Once ‘made’, a faux tubeless tyre can be put on a rim and inflated easily with a regular hand pump. It will retain air as well as a standard tubed tyre, and can be removed or swapped between wheels as often as required without mess or loss of sealant.
There are other minor benefits: the system will hold a higher pressure than tubeless as the innertube helps lock the tyre bead to the rim hook; it won’t burp air if it hits a bump; and only half the usual amount of sealant is needed because it doesn’t need to address tyre sidewall porosity or to complete the seal between tyre and rim.
How to do it
You’ll need a detachable (not tubular) tyre, an innertube with a removable valve core, tubular tyre cement and tubeless tyre sealant. Ideally the tube should need to stretch slightly to fill the tyre; don’t use one that is too wide as it will bunch up inside the tyre.

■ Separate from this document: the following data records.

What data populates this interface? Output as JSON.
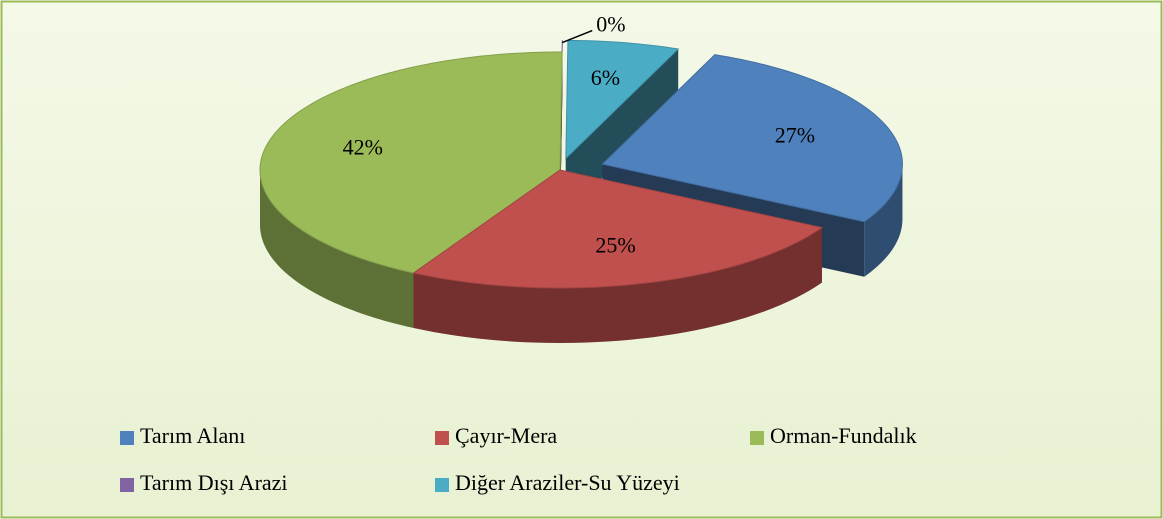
{
  "chart_data": {
    "type": "pie",
    "categories": [
      "Tarım Alanı",
      "Çayır-Mera",
      "Orman-Fundalık",
      "Tarım Dışı Arazi",
      "Diğer Araziler-Su Yüzeyi"
    ],
    "values": [
      27,
      25,
      42,
      0,
      6
    ],
    "value_labels": [
      "27%",
      "25%",
      "42%",
      "0%",
      "6%"
    ],
    "colors": [
      "#4f81bd",
      "#c0504d",
      "#9bbb59",
      "#8064a2",
      "#4bacc6"
    ],
    "legend": "bottom"
  }
}
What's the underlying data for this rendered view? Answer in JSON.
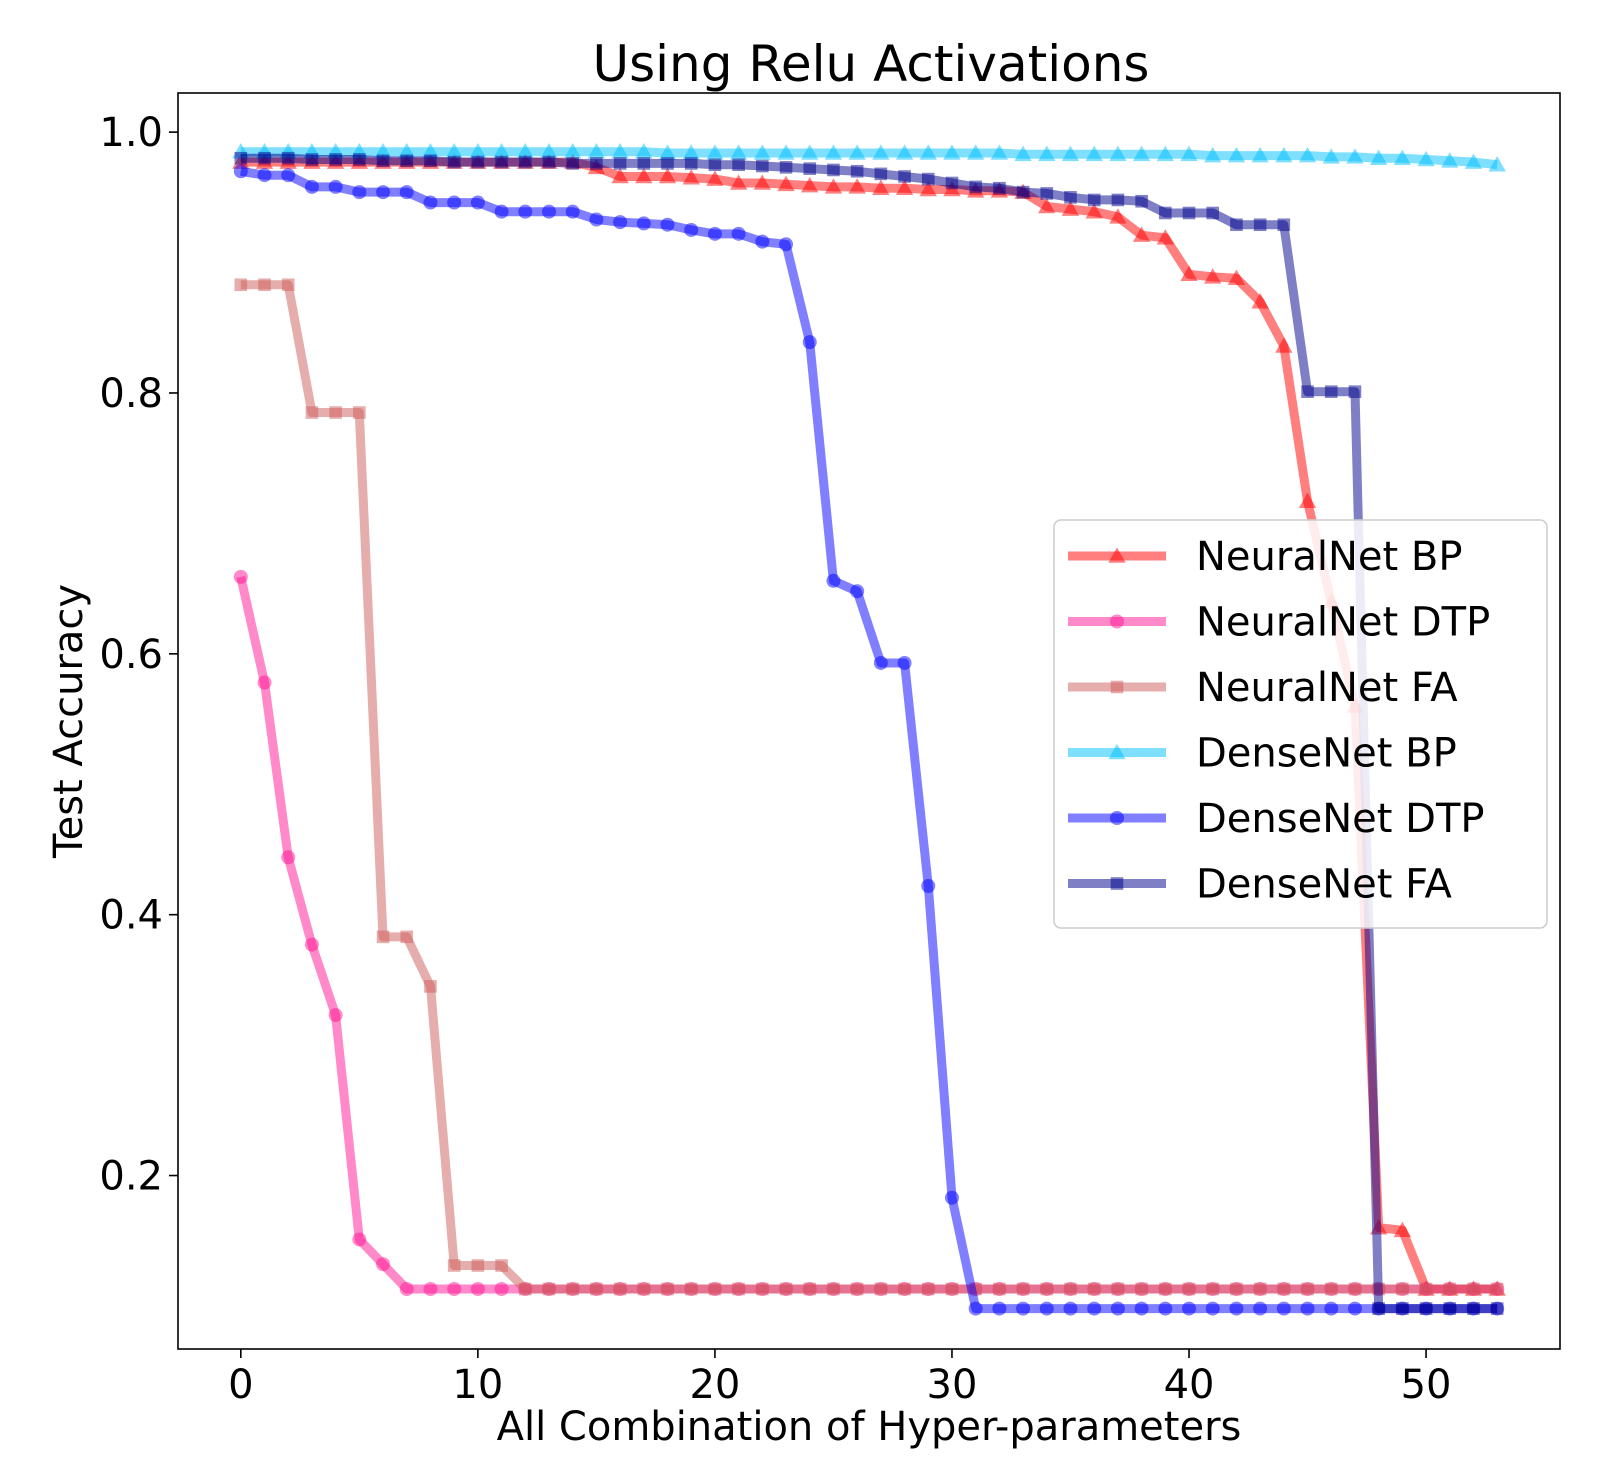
{
  "chart_data": {
    "type": "line",
    "title": "Using Relu Activations",
    "xlabel": "All Combination of Hyper-parameters",
    "ylabel": "Test Accuracy",
    "xlim": [
      -2.65,
      55.65
    ],
    "ylim": [
      0.067,
      1.03
    ],
    "xticks": [
      0,
      10,
      20,
      30,
      40,
      50
    ],
    "xtick_labels": [
      "0",
      "10",
      "20",
      "30",
      "40",
      "50"
    ],
    "yticks": [
      0.2,
      0.4,
      0.6,
      0.8,
      1.0
    ],
    "ytick_labels": [
      "0.2",
      "0.4",
      "0.6",
      "0.8",
      "1.0"
    ],
    "legend_position": "center-right",
    "series": [
      {
        "name": "NeuralNet BP",
        "color": "#ff0000",
        "marker": "triangle",
        "values": [
          0.977,
          0.977,
          0.977,
          0.977,
          0.977,
          0.977,
          0.977,
          0.977,
          0.977,
          0.977,
          0.977,
          0.977,
          0.977,
          0.977,
          0.977,
          0.973,
          0.966,
          0.966,
          0.966,
          0.965,
          0.964,
          0.961,
          0.961,
          0.96,
          0.959,
          0.958,
          0.958,
          0.957,
          0.957,
          0.956,
          0.956,
          0.955,
          0.955,
          0.954,
          0.943,
          0.941,
          0.939,
          0.935,
          0.921,
          0.919,
          0.891,
          0.889,
          0.888,
          0.87,
          0.836,
          0.717,
          0.64,
          0.56,
          0.16,
          0.158,
          0.113,
          0.113,
          0.113,
          0.113
        ]
      },
      {
        "name": "NeuralNet DTP",
        "color": "#ff1493",
        "marker": "circle",
        "values": [
          0.659,
          0.578,
          0.444,
          0.377,
          0.323,
          0.151,
          0.132,
          0.113,
          0.113,
          0.113,
          0.113,
          0.113,
          0.113,
          0.113,
          0.113,
          0.113,
          0.113,
          0.113,
          0.113,
          0.113,
          0.113,
          0.113,
          0.113,
          0.113,
          0.113,
          0.113,
          0.113,
          0.113,
          0.113,
          0.113,
          0.113,
          0.113,
          0.113,
          0.113,
          0.113,
          0.113,
          0.113,
          0.113,
          0.113,
          0.113,
          0.113,
          0.113,
          0.113,
          0.113,
          0.113,
          0.113,
          0.113,
          0.113,
          0.113,
          0.113,
          0.113,
          0.113,
          0.113,
          0.113
        ]
      },
      {
        "name": "NeuralNet FA",
        "color": "#cd5c5c",
        "marker": "square",
        "values": [
          0.883,
          0.883,
          0.883,
          0.785,
          0.785,
          0.785,
          0.383,
          0.383,
          0.345,
          0.131,
          0.131,
          0.131,
          0.113,
          0.113,
          0.113,
          0.113,
          0.113,
          0.113,
          0.113,
          0.113,
          0.113,
          0.113,
          0.113,
          0.113,
          0.113,
          0.113,
          0.113,
          0.113,
          0.113,
          0.113,
          0.113,
          0.113,
          0.113,
          0.113,
          0.113,
          0.113,
          0.113,
          0.113,
          0.113,
          0.113,
          0.113,
          0.113,
          0.113,
          0.113,
          0.113,
          0.113,
          0.113,
          0.113,
          0.113,
          0.113,
          0.113,
          0.113,
          0.113,
          0.113
        ]
      },
      {
        "name": "DenseNet BP",
        "color": "#00bfff",
        "marker": "triangle",
        "values": [
          0.985,
          0.985,
          0.985,
          0.985,
          0.985,
          0.985,
          0.985,
          0.985,
          0.985,
          0.985,
          0.985,
          0.985,
          0.985,
          0.985,
          0.985,
          0.985,
          0.985,
          0.985,
          0.984,
          0.984,
          0.984,
          0.984,
          0.984,
          0.984,
          0.984,
          0.984,
          0.984,
          0.984,
          0.984,
          0.984,
          0.984,
          0.984,
          0.984,
          0.983,
          0.983,
          0.983,
          0.983,
          0.983,
          0.983,
          0.983,
          0.983,
          0.982,
          0.982,
          0.982,
          0.982,
          0.982,
          0.981,
          0.981,
          0.98,
          0.98,
          0.979,
          0.978,
          0.977,
          0.975
        ]
      },
      {
        "name": "DenseNet DTP",
        "color": "#0000ff",
        "marker": "circle",
        "values": [
          0.97,
          0.967,
          0.967,
          0.958,
          0.958,
          0.954,
          0.954,
          0.954,
          0.946,
          0.946,
          0.946,
          0.939,
          0.939,
          0.939,
          0.939,
          0.933,
          0.931,
          0.93,
          0.929,
          0.925,
          0.922,
          0.922,
          0.916,
          0.914,
          0.839,
          0.656,
          0.648,
          0.593,
          0.593,
          0.422,
          0.183,
          0.098,
          0.098,
          0.098,
          0.098,
          0.098,
          0.098,
          0.098,
          0.098,
          0.098,
          0.098,
          0.098,
          0.098,
          0.098,
          0.098,
          0.098,
          0.098,
          0.098,
          0.098,
          0.098,
          0.098,
          0.098,
          0.098,
          0.098
        ]
      },
      {
        "name": "DenseNet FA",
        "color": "#00008b",
        "marker": "square",
        "values": [
          0.98,
          0.98,
          0.98,
          0.979,
          0.979,
          0.979,
          0.978,
          0.978,
          0.978,
          0.977,
          0.977,
          0.977,
          0.977,
          0.977,
          0.976,
          0.976,
          0.976,
          0.976,
          0.976,
          0.976,
          0.975,
          0.975,
          0.974,
          0.973,
          0.972,
          0.971,
          0.97,
          0.968,
          0.966,
          0.964,
          0.961,
          0.958,
          0.957,
          0.954,
          0.953,
          0.95,
          0.948,
          0.948,
          0.947,
          0.938,
          0.938,
          0.938,
          0.929,
          0.929,
          0.929,
          0.801,
          0.801,
          0.801,
          0.098,
          0.098,
          0.098,
          0.098,
          0.098,
          0.098
        ]
      }
    ]
  }
}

I used Continental tubular cement, which can readily be applied in a thin, even layer. You may also need one of the various tubeless repair kits in case you get a puncture the sealant won’t fix.
- Wash the tyre to remove any residual mould-release agent and the tube to get rid of any talc, both of which will impair adhesion. Car shampoo and a rinse will do the job. Dry both the tyre and tube.
- Ideally, invert the tyre so the inside surface is accessible for gluing. The job is easier if you have a suitable support for the tyre.
- Apply a thin coating of tubular cement to the inside surface of the tyre over an area corresponding to the tread cap on the outside. (The unglued section of sidewall will allow the corresponding part of the tube to be moved aside for easy removal and installation of the tyre/tube assembly.) Allow the cement to dry until slightly tacky. Don’t glue the tube.
- Revert the tyre to its correct, tread-outward shape. Lightly inflate the tube so it holds its shape but doesn’t expand and place the tube inside the tyre pocket. It should rest lightly in the tyre. Do not try to make it stick firmly yet.
- Place the wheel inside the tyre and tube with the valve in the rim hole, then fit each bead inside the rim in turn as if fitting a regular tyre and tube. The tube should now be sitting inside the tyre but without pressing against the glued inner tyre surface.
- Check the tyre is evenly spaced around the rim and inflate the tube to about 20psi. The aim is to ensure the tube expands against the inside of the tyre without a twist or kink, which can distort the tyre. Check the tyre beads are seated correctly and that the tyre runs true, then inflate fully. This will stick the tube firmly to the inside of the tyre.
- Deflate the tyre/tube system, remove the valve core and add sealant. You’ll need about half the usual amount as it does not need to seal the tyre/rim interface or any tyre sidewall porosities. Inflate to your preferred pressure. Then ride.
I won’t be gluing tubes inside the tubeless-ready tyres on my tubeless rimmed wheels, mainly because there’s no point adding the weight of a tube to a system that, for the most part, works better without it.
Whether stuck to the tyre carcass or not, a tube adds a layer of rubber that cannot help but add to tyre stiffness, increasing rolling resistance and reducing ride comfort. As noted, adding a tube to an all-tubeless system can make tyre fitting a real pain.
A faux tubeless innertube is as vulnerable to a pinch flat as a regular one, making the idea of little use to anyone running low inflation pressures off road.
What about a cut beyond the repair capacity of a plug? The faux tubeless innertube can be peeled from the tyre without much trouble, the tyre booted and a spare tube used as usual. (As with tubeless, the tyre must be inspected for embedded thorns showing on the inside, which will puncture a new tube.)
I will be gluing innertubes inside tubeless-ready tyres for use on non-tubeless rims (I’ve already done it with some Rene Herse tyres) and inside conventional clincher tyres for use on tubeless and conventional rims (such as the Grand Bois Hetre pictured).
Faux tubeless is something anyone can do at home. It provides tubeless levels of anti-flat performance without the need for the tyre and rim technology.